Today’s Medicaid environment is drastically different from that 5, 10 or 20 years ago. Medicaid enrollment has grown to monumental heights with recent CMS numbers (April 2015) at over 70 million. As enrollment rises, concerns about efficient management of care access, cost, quality, and effectiveness have become even more prominent.
The rise in enrollment brings with it a mountain of data, not just from Medicaid systems but other areas such as social services. With over 70% of Medicaid members participating in some type of managed care plan, many States are relying on their Managed Care Organizations (MCO’s) for the bulk of their encounter data, MMIS vendors for Fee for Service data (and some encounter data) and other government agencies for social service data. This data could include education, child and family services, housing and other forms of public assistance.
This creates serious data management/analytic challenges. As states look to support a healthier Medicaid population, enterprise analytics will play a key role in holistically analyzing data from all sources. Near real-time predictive and data visualization can deliver the right insight at the right time to support a truly integrated, team-based approach to service delivery.
I’ll address this topic Wednesday, Aug. 19 at the Medicaid Enterprise Systems Conference, on a panel titled “Enhancing the Integrated Care Paradigm Through Applied Data Visualization and Analytics.”
Data and analytic challenges are nothing new to Medicaid organizations, and the benefit of time has led to advancements which significantly enhance Medicaid management capabilities across the Medicaid/Social service eco-system, and support integrated care efforts. CMS, for example, continues to push more integrated approaches to the delivery of behavioral, physical and social services through the MITA framework, Innovation lab, State Innovation Models and other mechanisms.
In addition, CMS recently released proposed rules for states to take an enhanced oversight role with managed care, including: analyzing/optimizing MCO effectiveness, strategies for quality improvement, program integrity efforts and participation in multi-payer/provider arrangements.
Further, many states have also made strides with their own Medicaid management program initiatives. There now exists an essential need to integrate the delivery of behavioral, physical and social services and associated data. Enterprise analytics and data visualization will be key to better understanding this data and the complex inter-dependencies of behavioral and physical health and social services.
Potential areas of benefit include:
- Providing a longitudinal view of data across behavioral/physical/social services at population/member levels
- Analyzing and projecting cost and quality of care to better understand the impactful relationship between healthcare and social service data. E.g. how can total cost of healthcare be mitigated in near and long term by making program changes to other social services a member may be receiving?

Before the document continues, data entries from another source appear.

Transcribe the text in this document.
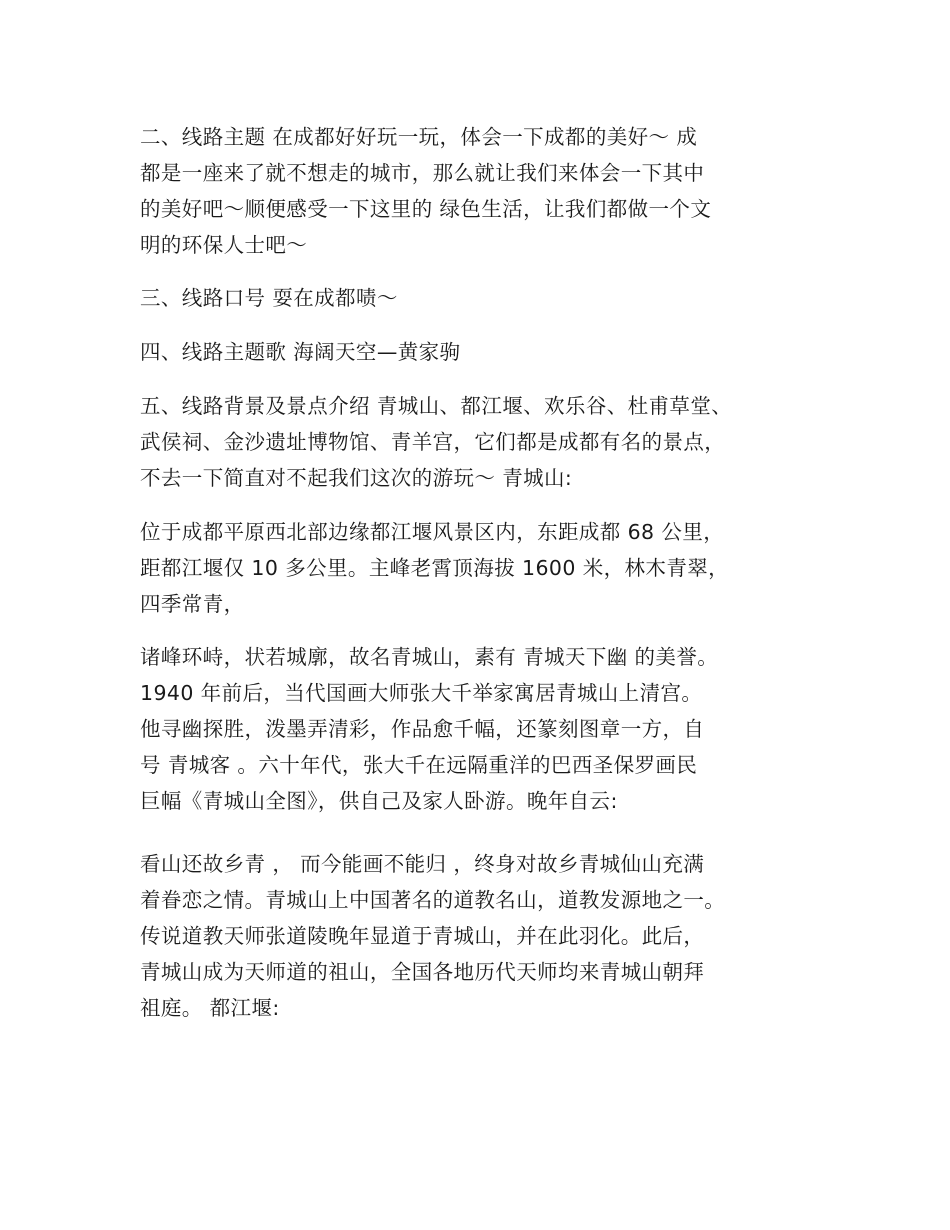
二、线路主题 在成都好好玩一玩，体会一下成都的美好～ 成
都是一座来了就不想走的城市，那么就让我们来体会一下其中
的美好吧～顺便感受一下这里的 绿色生活，让我们都做一个文
明的环保人士吧～
三、线路口号 耍在成都啧～
四、线路主题歌 海阔天空—黄家驹
五、线路背景及景点介绍 青城山、都江堰、欢乐谷、杜甫草堂、
武侯祠、金沙遗址博物馆、青羊宫，它们都是成都有名的景点，
不去一下简直对不起我们这次的游玩～ 青城山:
位于成都平原西北部边缘都江堰风景区内，东距成都 68 公里，
距都江堰仅 10 多公里。主峰老霄顶海拔 1600 米，林木青翠，
四季常青，
诸峰环峙，状若城廓，故名青城山，素有 青城天下幽 的美誉。
1940 年前后，当代国画大师张大千举家寓居青城山上清宫。
他寻幽探胜，泼墨弄清彩，作品愈千幅，还篆刻图章一方，自
号 青城客 。六十年代，张大千在远隔重洋的巴西圣保罗画民
巨幅《青城山全图》，供自己及家人卧游。晚年自云:
看山还故乡青 ， 而今能画不能归 ，终身对故乡青城仙山充满
着眷恋之情。青城山上中国著名的道教名山，道教发源地之一。
传说道教天师张道陵晚年显道于青城山，并在此羽化。此后，
青城山成为天师道的祖山，全国各地历代天师均来青城山朝拜
祖庭。 都江堰:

- Strengthening reimbursement models, with a focus on paying for outcomes, and incorporating non-healthcare services in the models
- Implementing integrated care models across all physical, behavioral and social service points
- Adding analytics into reporting environment to streamline analytic initiatives
- Providing real-time visual analysis of financial/medical/social outcomes on massive data sets
- Providing a common analytic platform for a variety of users that has the flexibility to be used in Medicaid, social services and more
Many traditional Medicaid systems are severely challenged to provide the capabilities described above, in an expeditious (near real-time) manner. They are often stuck in a reactive analytics state, focused on what has happened instead of moving towards a more prescriptive view. As states are required to meet the complex demands of their Medicaid members, it is vital they continue to innovate and modernize across the Medicaid eco-system and continue to work towards a prescriptive environment.

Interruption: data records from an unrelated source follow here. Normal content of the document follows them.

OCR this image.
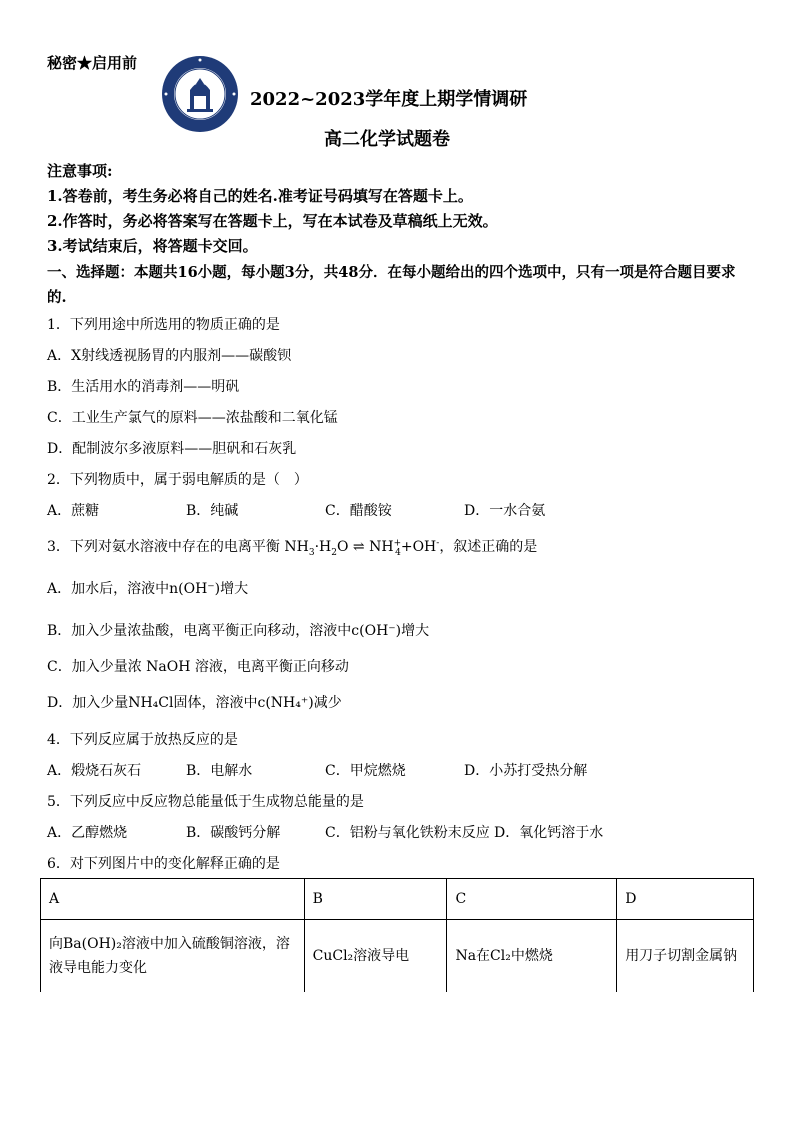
秘密★启用前
2022~2023学年度上期学情调研
高二化学试题卷
注意事项:
1.答卷前，考生务必将自己的姓名.准考证号码填写在答题卡上。
2.作答时，务必将答案写在答题卡上，写在本试卷及草稿纸上无效。
3.考试结束后，将答题卡交回。
一、选择题：本题共16小题，每小题3分，共48分．在每小题给出的四个选项中，只有一项是符合题目要求
的.
1．下列用途中所选用的物质正确的是
A．X射线透视肠胃的内服剂——碳酸钡
B．生活用水的消毒剂——明矾
C．工业生产氯气的原料——浓盐酸和二氧化锰
D．配制波尔多液原料——胆矾和石灰乳
2．下列物质中，属于弱电解质的是（　）
A．蔗糖	B．纯碱	C．醋酸铵	D．一水合氨
3．下列对氨水溶液中存在的电离平衡 $NH_3\cdot H_2O$ ⇌ $NH^+_4+OH^-$，叙述正确的是
A．加水后，溶液中n(OH⁻)增大
B．加入少量浓盐酸，电离平衡正向移动，溶液中c(OH⁻)增大
C．加入少量浓 NaOH 溶液，电离平衡正向移动
D．加入少量NH₄Cl固体，溶液中c(NH₄⁺)减少
4．下列反应属于放热反应的是
A．煅烧石灰石	B．电解水	C．甲烷燃烧	D．小苏打受热分解
5．下列反应中反应物总能量低于生成物总能量的是
A．乙醇燃烧	B．碳酸钙分解	C．铝粉与氧化铁粉末反应 D．氧化钙溶于水
6．对下列图片中的变化解释正确的是
A	B	C	D
向Ba(OH)₂溶液中加入硫酸铜溶液，溶液导电能力变化	CuCl₂溶液导电	Na在Cl₂中燃烧	用刀子切割金属钠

The majority of modernization initiatives supported by CMS and states themselves must have the ability to analyze data across not just Medicaid but the convergence of Medicaid, social services and more. An enterprise analytic environment that provides a 360 degree view of a member, and uses predictive analytics is essential to this ability. The results are enhanced quality of care, reduced costs, better access and effectiveness and a more collaborative approach for delivery of Medicaid and non-Medicaid services.